The LMRA provides that, in order to modify or terminate a collective bargaining agreement, the party seeking to modify or terminate the agreement must provide notice of the intention to modify or terminate the agreement 60 days before the agreement is to expire. If the contract has no expiration date, the notice must be given 60 days prior to the time the party proposes that the modification or termination take effect. In addition to providing notice, the party seeking to modify or terminate the agreement must offer to meet with the other party to negotiate a new contract or modified contract. In addition, the Federal Mediation and Conciliation Service (FMCS) must be notified 30 days after notice is given if the dispute between the parties is not resolved, along with any state agencies that function as a counterpart to the FMCS. The FMCS is an independent agency that provides free, non-mandatory mediation services and fee-based arbitration services to employers and employee representatives.
During the 60-day notice period, or until the contract expires, whichever is later, all parties must abide by the terms of the contract then in force and may not conduct a strike or a lock-out. If notice is not given at least 60 days prior to the expiration of the existing agreement, the terms of the agreement continue in force for the full 60 days, regardless of the fact that the contract has expired. In addition, if the FMCS is not timely notified, the bar on strikes and lock-outs will continue until the full notice period has elapsed. Because of these provisions barring strikes and lock-outs, the notice periods are sometimes referred to as “cooling-off periods.”
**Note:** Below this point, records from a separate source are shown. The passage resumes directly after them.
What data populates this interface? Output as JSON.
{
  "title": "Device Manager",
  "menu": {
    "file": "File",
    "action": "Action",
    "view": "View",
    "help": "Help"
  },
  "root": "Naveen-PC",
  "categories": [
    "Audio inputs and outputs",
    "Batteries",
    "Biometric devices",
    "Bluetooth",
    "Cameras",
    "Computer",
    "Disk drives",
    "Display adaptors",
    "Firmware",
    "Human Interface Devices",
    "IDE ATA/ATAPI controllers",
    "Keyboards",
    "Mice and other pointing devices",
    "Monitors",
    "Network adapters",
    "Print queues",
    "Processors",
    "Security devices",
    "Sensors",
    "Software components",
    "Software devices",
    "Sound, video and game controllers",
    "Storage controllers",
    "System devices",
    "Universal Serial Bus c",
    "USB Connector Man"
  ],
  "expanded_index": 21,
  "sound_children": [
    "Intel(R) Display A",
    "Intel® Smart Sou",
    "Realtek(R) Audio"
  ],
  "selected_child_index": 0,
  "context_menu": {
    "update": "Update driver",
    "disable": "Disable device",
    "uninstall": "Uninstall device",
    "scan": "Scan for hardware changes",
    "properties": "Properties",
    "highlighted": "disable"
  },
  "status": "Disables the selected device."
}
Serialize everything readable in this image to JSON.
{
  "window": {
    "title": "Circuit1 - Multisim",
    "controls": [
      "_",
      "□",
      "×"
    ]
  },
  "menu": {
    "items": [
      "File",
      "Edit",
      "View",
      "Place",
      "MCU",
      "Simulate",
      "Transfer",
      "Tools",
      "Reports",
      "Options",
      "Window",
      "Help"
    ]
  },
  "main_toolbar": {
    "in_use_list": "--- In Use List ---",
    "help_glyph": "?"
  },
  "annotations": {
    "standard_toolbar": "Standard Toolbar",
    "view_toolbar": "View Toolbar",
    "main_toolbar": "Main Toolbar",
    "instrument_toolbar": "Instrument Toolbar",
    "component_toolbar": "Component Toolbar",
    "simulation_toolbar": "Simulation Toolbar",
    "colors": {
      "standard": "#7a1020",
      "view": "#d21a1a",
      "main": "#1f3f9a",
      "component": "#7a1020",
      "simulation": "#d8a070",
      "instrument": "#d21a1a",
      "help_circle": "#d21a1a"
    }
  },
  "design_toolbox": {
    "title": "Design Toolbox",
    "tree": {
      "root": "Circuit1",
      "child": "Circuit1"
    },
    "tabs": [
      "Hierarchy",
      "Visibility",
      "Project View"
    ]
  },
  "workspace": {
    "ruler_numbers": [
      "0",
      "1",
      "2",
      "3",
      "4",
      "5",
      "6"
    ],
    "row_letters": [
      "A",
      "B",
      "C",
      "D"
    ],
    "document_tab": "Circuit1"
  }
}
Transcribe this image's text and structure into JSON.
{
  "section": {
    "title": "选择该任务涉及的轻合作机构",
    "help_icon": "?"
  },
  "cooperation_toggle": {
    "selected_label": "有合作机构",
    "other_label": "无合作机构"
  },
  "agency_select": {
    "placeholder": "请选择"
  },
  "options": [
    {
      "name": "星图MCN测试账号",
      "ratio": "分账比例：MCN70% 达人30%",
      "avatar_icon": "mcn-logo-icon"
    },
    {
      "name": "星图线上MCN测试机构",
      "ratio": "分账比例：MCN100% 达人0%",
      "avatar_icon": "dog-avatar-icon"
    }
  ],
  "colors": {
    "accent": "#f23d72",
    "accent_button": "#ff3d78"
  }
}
There are certain special rules that apply to the health care industry. For a collective bargaining agreement in which one of the parties is a health care institution, notice of the intent to modify or terminate the agreement must be given 90 days prior and the FMCS must be notified 60 days prior. Although in general the FMCS does not provide mediation services unless requested by the parties to a dispute, the LMRA requires the FMCS to contact the parties and attempt to mediate an agreement when one of the parties is a health care institution.